For a long while I listened, but neither command nor chorus reached my ears. If I could not hear their loud baritone voices, how could they hear mine?

“Oh! they cannot hear me! They will never hear me! They will never come to my rescue! Here I must die—I must die!”

Such was my conviction, after I had shouted myself hoarse and feeble. The sea-sickness had yielded for a time to the more powerful throes of despair; but the physical malady returned again, and, acting in conjunction with my mental misery, produced such agony as I never before endured. I yielded to it; my energies gave way, and I fell over like one struck down by paralysis.

For a long while, I lay in a state of helpless stupor. I wished myself dead, and indeed I thought I was going to die. I seriously believe, that at that moment I would have hastened the event if I could; but I was too weak to have killed myself, even had I been provided with a weapon. I had a weapon, but I had forgotten all about it in the confusion of my thoughts.

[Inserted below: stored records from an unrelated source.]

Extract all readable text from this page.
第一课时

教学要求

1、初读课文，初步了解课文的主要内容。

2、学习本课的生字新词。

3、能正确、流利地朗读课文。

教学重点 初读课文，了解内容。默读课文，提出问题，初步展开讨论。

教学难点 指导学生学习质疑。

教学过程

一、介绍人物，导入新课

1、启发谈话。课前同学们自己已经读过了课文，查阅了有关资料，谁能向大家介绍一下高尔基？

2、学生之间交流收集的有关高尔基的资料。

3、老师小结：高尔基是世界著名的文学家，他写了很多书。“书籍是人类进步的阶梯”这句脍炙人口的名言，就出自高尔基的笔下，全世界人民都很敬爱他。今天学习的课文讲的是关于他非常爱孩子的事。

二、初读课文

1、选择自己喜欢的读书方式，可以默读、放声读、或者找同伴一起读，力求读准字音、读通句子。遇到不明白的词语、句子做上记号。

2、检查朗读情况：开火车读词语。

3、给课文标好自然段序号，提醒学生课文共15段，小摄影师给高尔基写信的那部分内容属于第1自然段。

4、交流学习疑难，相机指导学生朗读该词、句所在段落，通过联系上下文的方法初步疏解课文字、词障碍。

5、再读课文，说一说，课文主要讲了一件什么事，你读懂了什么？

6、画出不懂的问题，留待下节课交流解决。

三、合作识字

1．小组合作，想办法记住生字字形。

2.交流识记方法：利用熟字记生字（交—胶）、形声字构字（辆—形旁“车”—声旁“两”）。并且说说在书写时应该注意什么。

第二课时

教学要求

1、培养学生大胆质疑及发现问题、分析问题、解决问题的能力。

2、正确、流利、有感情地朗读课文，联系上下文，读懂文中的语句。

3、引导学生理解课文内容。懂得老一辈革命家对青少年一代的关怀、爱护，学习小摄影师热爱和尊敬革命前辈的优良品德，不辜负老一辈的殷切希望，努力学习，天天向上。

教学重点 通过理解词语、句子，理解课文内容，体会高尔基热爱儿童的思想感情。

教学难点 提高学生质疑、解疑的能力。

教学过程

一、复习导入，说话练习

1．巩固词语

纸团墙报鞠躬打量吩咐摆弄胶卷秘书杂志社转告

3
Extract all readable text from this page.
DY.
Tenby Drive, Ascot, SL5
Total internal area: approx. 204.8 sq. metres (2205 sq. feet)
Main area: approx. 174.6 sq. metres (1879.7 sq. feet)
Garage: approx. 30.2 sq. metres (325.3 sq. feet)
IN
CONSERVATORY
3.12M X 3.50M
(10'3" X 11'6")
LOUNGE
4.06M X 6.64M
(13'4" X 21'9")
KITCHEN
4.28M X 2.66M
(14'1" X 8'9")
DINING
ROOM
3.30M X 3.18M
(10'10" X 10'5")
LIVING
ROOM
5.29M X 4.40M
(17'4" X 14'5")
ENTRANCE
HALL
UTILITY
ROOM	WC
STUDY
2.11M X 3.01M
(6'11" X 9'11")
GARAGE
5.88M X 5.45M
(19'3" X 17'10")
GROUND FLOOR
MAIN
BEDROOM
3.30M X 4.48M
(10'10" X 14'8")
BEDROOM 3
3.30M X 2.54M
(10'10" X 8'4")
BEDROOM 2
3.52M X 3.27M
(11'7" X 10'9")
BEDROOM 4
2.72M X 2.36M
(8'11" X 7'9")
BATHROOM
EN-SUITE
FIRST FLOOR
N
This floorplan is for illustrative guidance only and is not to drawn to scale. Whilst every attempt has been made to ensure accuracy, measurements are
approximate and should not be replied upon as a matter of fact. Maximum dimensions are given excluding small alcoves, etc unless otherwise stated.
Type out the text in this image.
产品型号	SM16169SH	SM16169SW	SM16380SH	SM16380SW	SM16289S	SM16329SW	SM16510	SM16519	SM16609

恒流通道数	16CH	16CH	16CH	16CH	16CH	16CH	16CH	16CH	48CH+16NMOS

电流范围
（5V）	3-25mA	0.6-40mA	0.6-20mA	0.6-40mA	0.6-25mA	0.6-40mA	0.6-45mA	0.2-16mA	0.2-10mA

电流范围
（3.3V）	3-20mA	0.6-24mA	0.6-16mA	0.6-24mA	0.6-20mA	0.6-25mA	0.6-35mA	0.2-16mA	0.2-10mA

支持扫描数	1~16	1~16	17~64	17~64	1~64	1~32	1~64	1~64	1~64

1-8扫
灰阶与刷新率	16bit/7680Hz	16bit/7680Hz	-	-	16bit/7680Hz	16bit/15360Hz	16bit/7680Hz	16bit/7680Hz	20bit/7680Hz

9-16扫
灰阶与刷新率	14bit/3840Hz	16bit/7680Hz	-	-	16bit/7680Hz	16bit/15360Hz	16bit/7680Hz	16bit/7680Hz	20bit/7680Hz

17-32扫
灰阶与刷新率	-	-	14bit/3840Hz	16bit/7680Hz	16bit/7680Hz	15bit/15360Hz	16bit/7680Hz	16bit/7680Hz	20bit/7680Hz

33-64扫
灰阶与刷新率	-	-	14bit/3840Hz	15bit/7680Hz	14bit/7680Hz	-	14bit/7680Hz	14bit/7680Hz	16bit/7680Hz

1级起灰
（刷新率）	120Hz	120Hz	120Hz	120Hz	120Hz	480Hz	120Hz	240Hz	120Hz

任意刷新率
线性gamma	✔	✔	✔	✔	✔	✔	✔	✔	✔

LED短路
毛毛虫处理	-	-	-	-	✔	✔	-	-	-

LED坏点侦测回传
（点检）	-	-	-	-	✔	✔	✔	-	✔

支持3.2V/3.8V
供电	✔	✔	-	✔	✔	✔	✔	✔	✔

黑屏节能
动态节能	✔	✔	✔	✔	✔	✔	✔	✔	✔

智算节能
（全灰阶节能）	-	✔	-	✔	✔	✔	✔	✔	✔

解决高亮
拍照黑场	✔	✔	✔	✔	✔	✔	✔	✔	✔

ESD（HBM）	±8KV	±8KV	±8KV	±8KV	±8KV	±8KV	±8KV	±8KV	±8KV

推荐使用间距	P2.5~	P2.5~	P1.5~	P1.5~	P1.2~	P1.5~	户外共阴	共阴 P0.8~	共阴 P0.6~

You will wonder at my making this confession—that I desired death; but you would have to be placed in a situation similar to that I was in, to be able to realise the horror of despair. Oh, it is a fearful thing! May you never experience it!

I fancied I was going to die, but I did not. Men do not die either from sea-sickness or despair, nor boys either. Life is not so easily laid down.

I certainly was more than half dead, however; and I think for a good while insensible. I was in a stupor for a long time—for many hours.

At length my consciousness began to return, and along with it a portion of my energies. Strange enough, too, I felt my appetite reviving; for, in this respect, the “sea-sickness” is somewhat peculiar. Patients, under it, often eat more heartily than at other times. With me, however, the appetite of thirst was now far stronger than that of hunger, and its misery was not allayed by any hope of its being appeased. As for the other, I could still relieve it; some morsels were in my pocket.

I need not recount the many fearful reflections that passed through my mind. For hours after, I was the victim of many a terrible paroxysm of despair. For hours I lay, or rather tossed about, in a state of confused thought; but at last, to my relief, I fell asleep.

I fell asleep, for I had now been a long time awake, and this, with the prostration of my strength from mental suffering, had at length deadened the nerve of pain; so that, despite all my misery, I fell asleep.